If you consider the different types of documents that exist in the world, not to mention the tons of actual documents that people may want to be translated, you can begin to be impressed by the professional translation sector. These companies often offer multiple types of translation so that they can provide a service to most clients.
We look at the range of translation services these professionals offer. As will be seen, companies that provide these services must hire multiple qualified and experienced staff to cover all the requests brought to them by potential clients. We also demonstrate the differences between translation services, which is mainly what we cover here, and interpreter services, although these two offerings may be provided by one company. Additionally, we discuss machine translations and why these are inadequate to comply with translation projects for clients such as the courts and medical professions.
General Certified Translations
Certain documents have to be certified true copies of the original. Examples of certified translation services are translations of death certificates, birth certificates, divorce papers, immigration applications, and college transcripts. When important papers must be translated, these will only be accepted if the translation work is done by a professional translator. The translation and signature of the translator will have to be certified.
Legal documents that are required to be translated are minutes and reports of court proceedings, judicial texts, expert opinions, similar technical documents, remittance drafts, corporate statutes, registration documents, and other administrative texts, warrants, and summons.
Professional translators working with legal texts must have a full grasp of legal terminologies, the laws of a country, how legal systems work in the countries involved, and the culture.
Legal translators may take on the role of juridical translators, where they are required to work directly in the courtroom. They may have to take on the part of official legal experts.

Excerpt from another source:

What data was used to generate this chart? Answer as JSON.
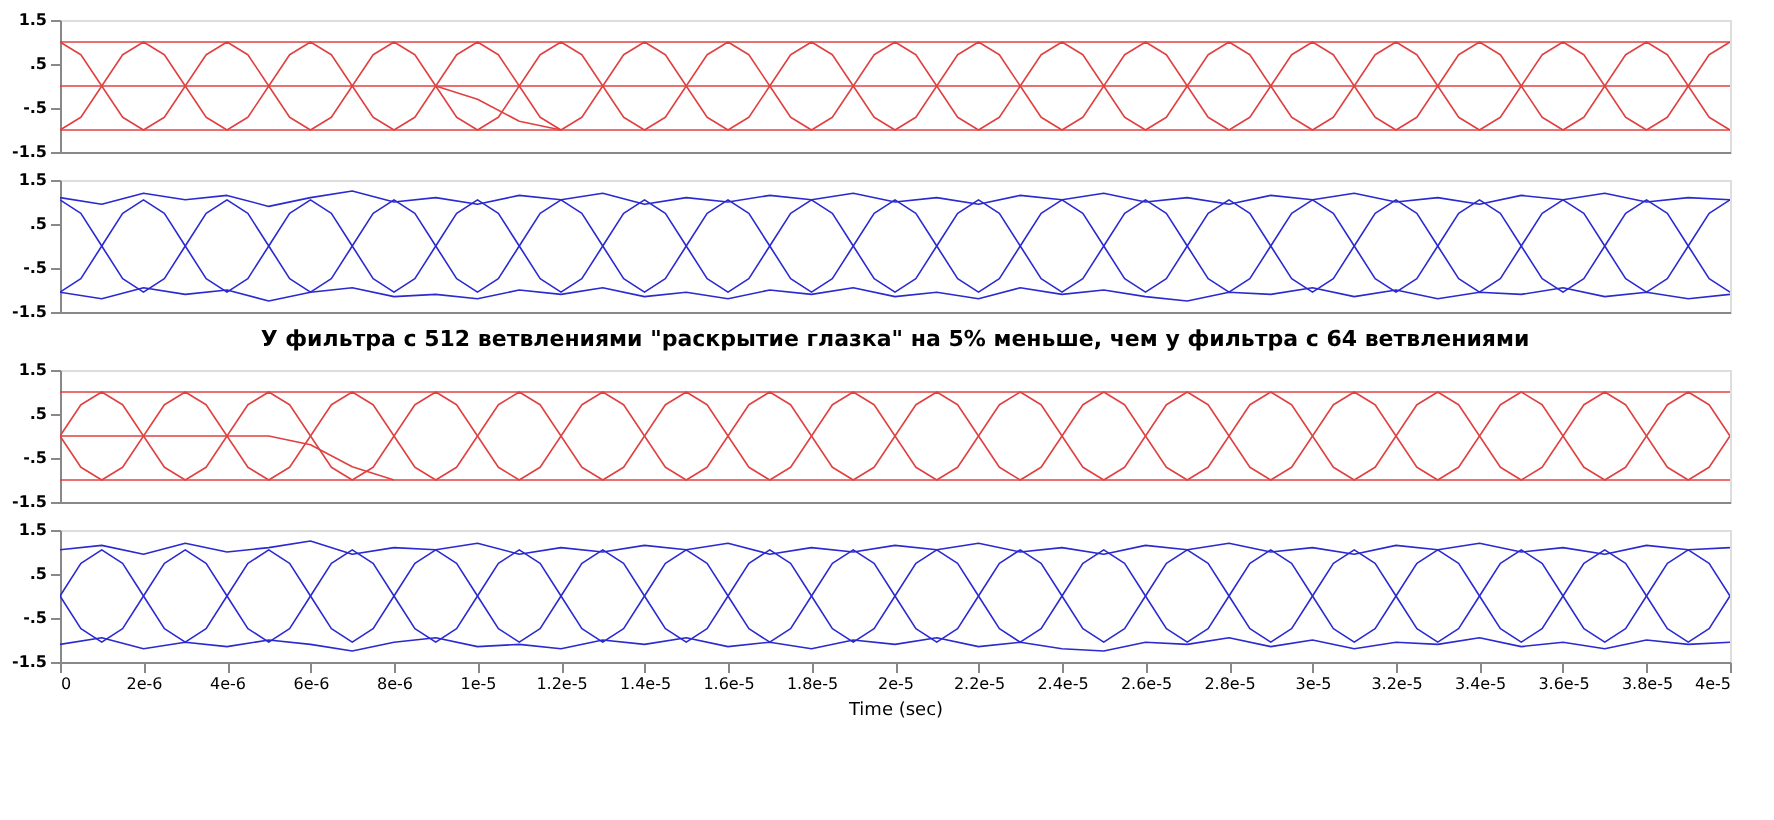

The term juridical translation concerns documentation that is legally binding. Such documentation may be comprised of bail assurance, insurance policies, internal regulations, conventions and protocols, accords, partnership agreements, and commercial, licence, or labour contracts. These experts are required to have the same background and grasp of legal terminologies as legal translators, for example.
Medical translators require deep medical knowledge and the ability to use the correct terminology. These specialists deal with documentation such as prescriptions, medical findings, medical histories, drug information plus instructions, pharmaceutical tests, clinical research results, scientific articles, medical publications, and translating medical textbooks.
The strictest or most narrow description of technical translation is confined to documentation like industrial, mechanics, electronics, IT, and engineering texts. A broader definition includes administrative terms, minutes of proceedings, financial reports, internal notes, instructions leaflets, and user manuals.
Most of these documents have a limited readership and short shelf life. Nevertheless, translators of these texts must have a firm grasp of the specific terminology used in these fields, despite the fact that less than 10% of such documents contain specialised terminology as opposed to 90% of ordinary language.
Literary translation relates to the translation of literary texts of varying kinds. This ranges from novels, plays, and poems, to biographies, letters, manuscripts, books, magazines, and film scripts. Specialised skills and knowledge are needed by experts in this field. This sector of translation amounts to only one percent of all translation work.
It is vital that a translation retains the original meaning of a text. Sometimes, this is impossible, and instead of translation, concepts that cannot be translated are transcreated to ensure alignment of the primary and new text in another language.
When translating literary manuscripts, there are certain clear prohibitions. No text can be left out, altered, or added to. Even mistakes must be retained.
Business and Economic Translation
Business documents include reports, accounting documents, correspondence, and tender documents, to name a few. Once again, translators must be experienced in the requisite terminologies. Economic translation applies to translating texts that are more specifically academic and of an economic nature.
As opposed to more specific texts, those of an informative nature generally do not require the same in-depth knowledge of field-specific terminology. For example, the factual recording of a crime, as opposed to a crime fiction, is not meant to evoke an emotional response from readers or to be aesthetical. Examples of informative texts are business articles, political opinion pieces, travel notes, essays, feature materials, reports of findings in science and space, journalistic articles, patents, and websites. There may be an overlap between literary and informative texts.
Professional translators do not make use of computer programmes to provide automatic translations. A high degree of skill is involved in professionally translating a document and this also requires knowledge of document-specific terminologies and underlying factors such as culture. Machine translations are only useful to get a general understanding of a document but cannot be used in any professional or legal setting.
A distinction can be made between oral and written translations. Oral translations fall more strictly under the ambit of interpreting than translation. Another group of professionals is responsible for the interpretation. However, some companies combine both skill sets in their service offerings and have the right mix of qualified employees to execute projects for either requirement.
The provision of the various types of certified translation services requires expertise that is specific to the type of documentation that is being translated. Whether the items in question are legal, medical, scientific, or otherwise, established translation service businesses are able to handle these diverse projects due to hiring the requisite experience into the company and insisting on the highest qualifications and standards.
Becoming a translator is a rewarding career. It requires profound proficiency in one’s own language as well as at least one other language. It also requires a broad knowledge of the culture and background of the countries that use the second language, and a highly developed skill in using the terminologies specific to the type of service, e.g., medical, legal, or business.